7. Begin using live OEE data to incentivise improvements
“An incentive is a bullet, a lever, a key: an often-tiny object with astonishing power to change a situation.” Levitt, Steven D., and Stephen J. Dubner. Freakonomics. Clipper Large Print, 2007.
As the popular book Freakonomics correctly points out, incentives are powerful tools for shaping behaviour and outcomes. As such, it only seems natural to begin planning how to apply incentives to improvement gains now that you have live OEE data.
Plans to incentivise OEE improvements can come in many forms and you should tailor them to your unique situation. This is to say that there is again no one size fits all approach. That said, there are a few points to keep in mind as you begin this step.

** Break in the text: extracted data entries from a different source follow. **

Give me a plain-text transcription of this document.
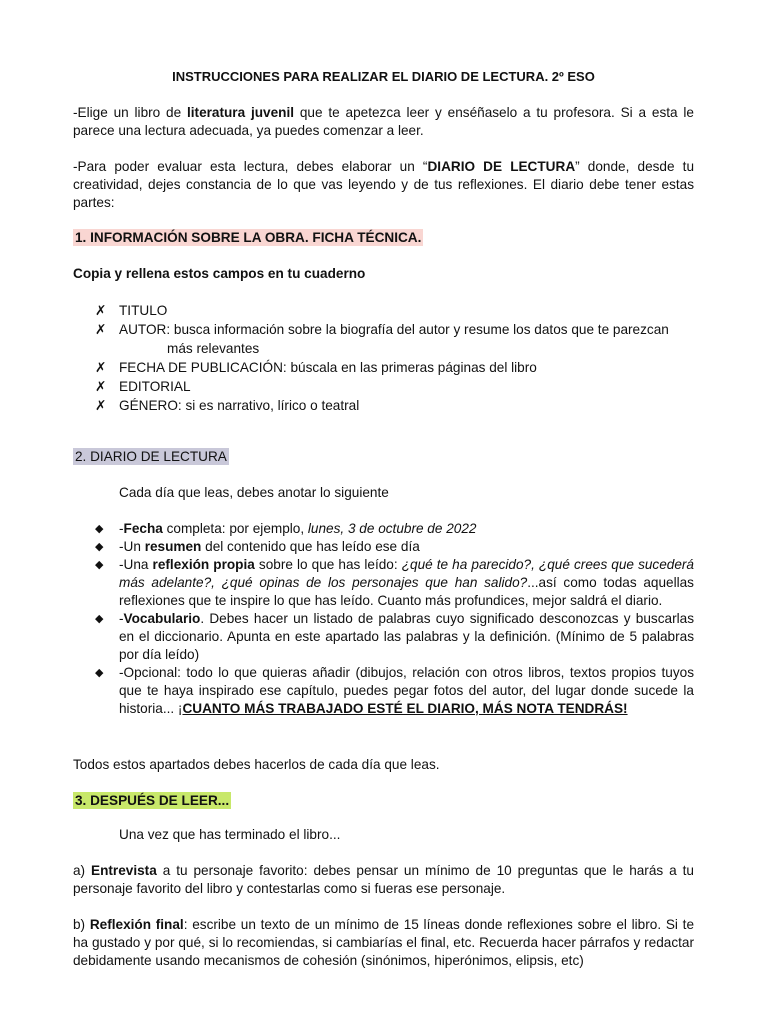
INSTRUCCIONES PARA REALIZAR EL DIARIO DE LECTURA. 2º ESO

-Elige un libro de literatura juvenil que te apetezca leer y enséñaselo a tu profesora. Si a esta le parece una lectura adecuada, ya puedes comenzar a leer.

-Para poder evaluar esta lectura, debes elaborar un “DIARIO DE LECTURA” donde, desde tu creatividad, dejes constancia de lo que vas leyendo y de tus reflexiones. El diario debe tener estas partes:

1. INFORMACIÓN SOBRE LA OBRA. FICHA TÉCNICA.

Copia y rellena estos campos en tu cuaderno

✗ TITULO
✗ AUTOR: busca información sobre la biografía del autor y resume los datos que te parezcan
más relevantes
✗ FECHA DE PUBLICACIÓN: búscala en las primeras páginas del libro
✗ EDITORIAL
✗ GÉNERO: si es narrativo, lírico o teatral

2. DIARIO DE LECTURA

Cada día que leas, debes anotar lo siguiente

◆ -Fecha completa: por ejemplo, lunes, 3 de octubre de 2022
◆ -Un resumen del contenido que has leído ese día
◆ -Una reflexión propia sobre lo que has leído: ¿qué te ha parecido?, ¿qué crees que sucederá más adelante?, ¿qué opinas de los personajes que han salido?...así como todas aquellas reflexiones que te inspire lo que has leído. Cuanto más profundices, mejor saldrá el diario.
◆ -Vocabulario. Debes hacer un listado de palabras cuyo significado desconozcas y buscarlas en el diccionario. Apunta en este apartado las palabras y la definición. (Mínimo de 5 palabras por día leído)
◆ -Opcional: todo lo que quieras añadir (dibujos, relación con otros libros, textos propios tuyos que te haya inspirado ese capítulo, puedes pegar fotos del autor, del lugar donde sucede la historia... ¡CUANTO MÁS TRABAJADO ESTÉ EL DIARIO, MÁS NOTA TENDRÁS!

Todos estos apartados debes hacerlos de cada día que leas.

3. DESPUÉS DE LEER...

Una vez que has terminado el libro...

a) Entrevista a tu personaje favorito: debes pensar un mínimo de 10 preguntas que le harás a tu personaje favorito del libro y contestarlas como si fueras ese personaje.

b) Reflexión final: escribe un texto de un mínimo de 15 líneas donde reflexiones sobre el libro. Si te ha gustado y por qué, si lo recomiendas, si cambiarías el final, etc. Recuerda hacer párrafos y redactar debidamente usando mecanismos de cohesión (sinónimos, hiperónimos, elipsis, etc)
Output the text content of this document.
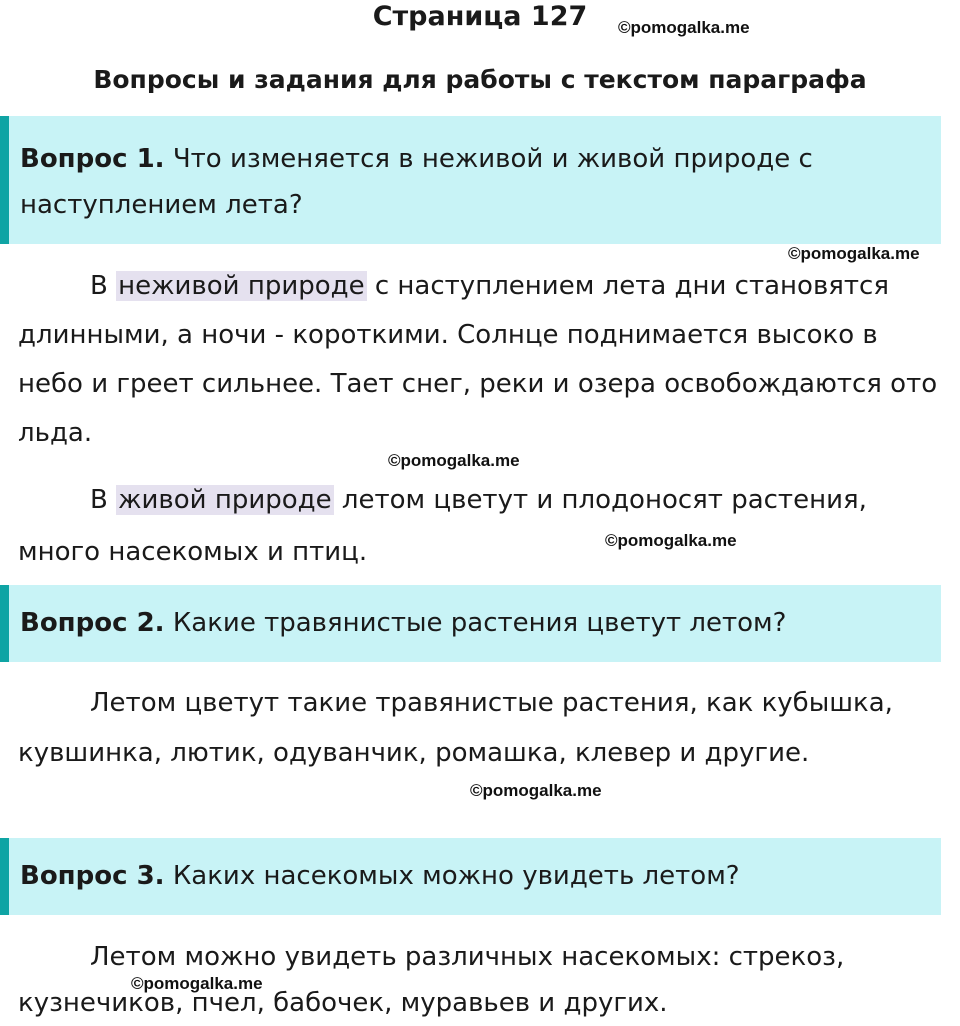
Страница 127	©pomogalka.me
Вопросы и задания для работы с текстом параграфа
Вопрос 1. Что изменяется в неживой и живой природе с наступлением лета?
©pomogalka.me

В неживой природе с наступлением лета дни становятся длинными, а ночи - короткими. Солнце поднимается высоко в небо и греет сильнее. Тает снег, реки и озера освобождаются ото льда.

©pomogalka.me

В живой природе летом цветут и плодоносят растения, много насекомых и птиц.	©pomogalka.me
Вопрос 2. Какие травянистые растения цветут летом?

Летом цветут такие травянистые растения, как кубышка, кувшинка, лютик, одуванчик, ромашка, клевер и другие.

©pomogalka.me
Вопрос 3. Каких насекомых можно увидеть летом?

Летом можно увидеть различных насекомых: стрекоз, кузнечиков, пчел, бабочек, муравьев и других.

©pomogalka.me
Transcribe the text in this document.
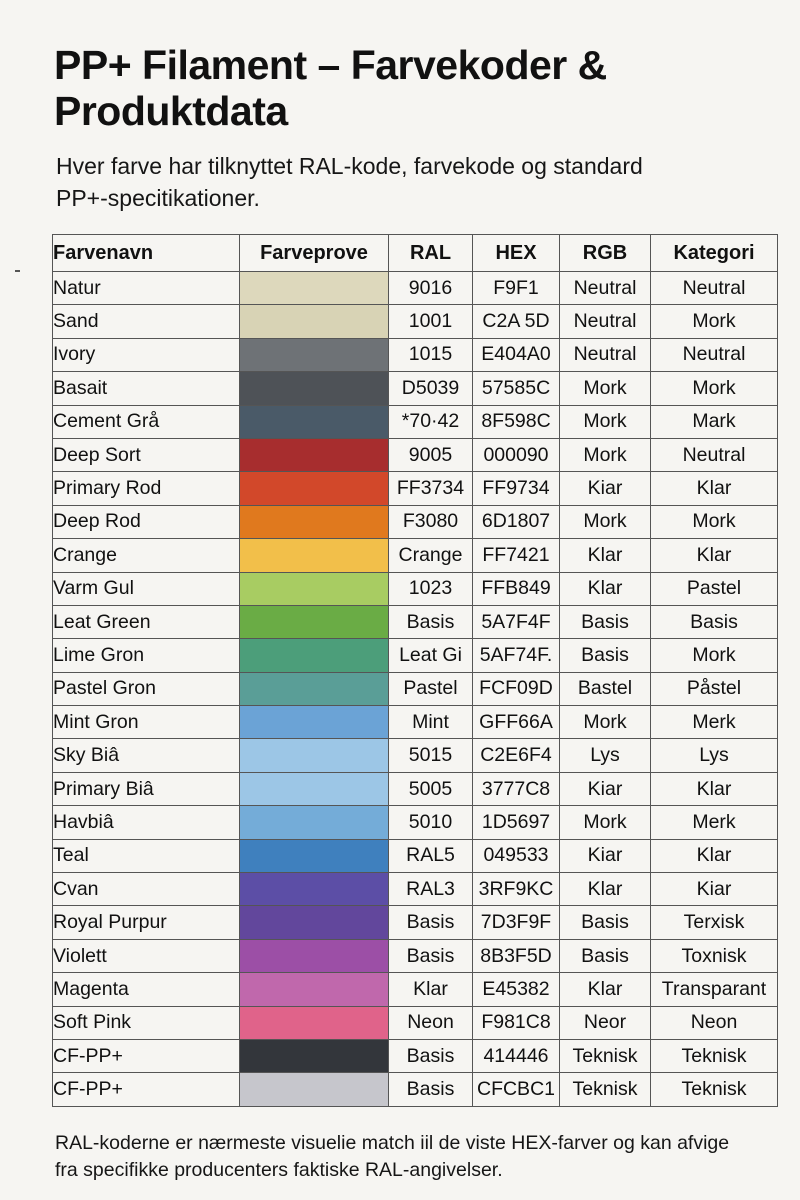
PP+ Filament – Farvekoder & Produktdata

Hver farve har tilknyttet RAL-kode, farvekode og standard PP+-specitikationer.

Farvenavn	Farveprove	RAL	HEX	RGB	Kategori
Natur		9016	F9F1	Neutral	Neutral
Sand		1001	C2A 5D	Neutral	Mork
Ivory		1015	E404A0	Neutral	Neutral
Basait		D5039	57585C	Mork	Mork
Cement Grå		*70·42	8F598C	Mork	Mark
Deep Sort		9005	000090	Mork	Neutral
Primary Rod		FF3734	FF9734	Kiar	Klar
Deep Rod		F3080	6D1807	Mork	Mork
Crange		Crange	FF7421	Klar	Klar
Varm Gul		1023	FFB849	Klar	Pastel
Leat Green		Basis	5A7F4F	Basis	Basis
Lime Gron		Leat Gi	5AF74F.	Basis	Mork
Pastel Gron		Pastel	FCF09D	Bastel	Påstel
Mint Gron		Mint	GFF66A	Mork	Merk
Sky Biâ		5015	C2E6F4	Lys	Lys
Primary Biâ		5005	3777C8	Kiar	Klar
Havbiâ		5010	1D5697	Mork	Merk
Teal		RAL5	049533	Kiar	Klar
Cvan		RAL3	3RF9KC	Klar	Kiar
Royal Purpur		Basis	7D3F9F	Basis	Terxisk
Violett		Basis	8B3F5D	Basis	Toxnisk
Magenta		Klar	E45382	Klar	Transparant
Soft Pink		Neon	F981C8	Neor	Neon
CF-PP+		Basis	414446	Teknisk	Teknisk
CF-PP+		Basis	CFCBC1	Teknisk	Teknisk

RAL-koderne er nærmeste visuelie match iil de viste HEX-farver og kan afvige fra specifikke producenters faktiske RAL-angivelser.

First, a few basic requirements to get going will be that you define your performance baseline and that all operators are trained and competent in utilising the software to report correctly on OEE.
Second, we recommend that you also have in place the capability to display OEE on the shop floor in real-time. While not a requirement for this step, we are firm believers that in order to get the most from your efforts to incentivise OEE performance, showing operators how they are being measured and what the measurement is, is the optimal solution.
These are, however, only a few basic steps for what is an expansive topic.
This article presents several best practices that we have seen and implemented but is by no means exhaustive. The most important thing once you have live OEE data is to put the information to work for you by taking action on the shop floor.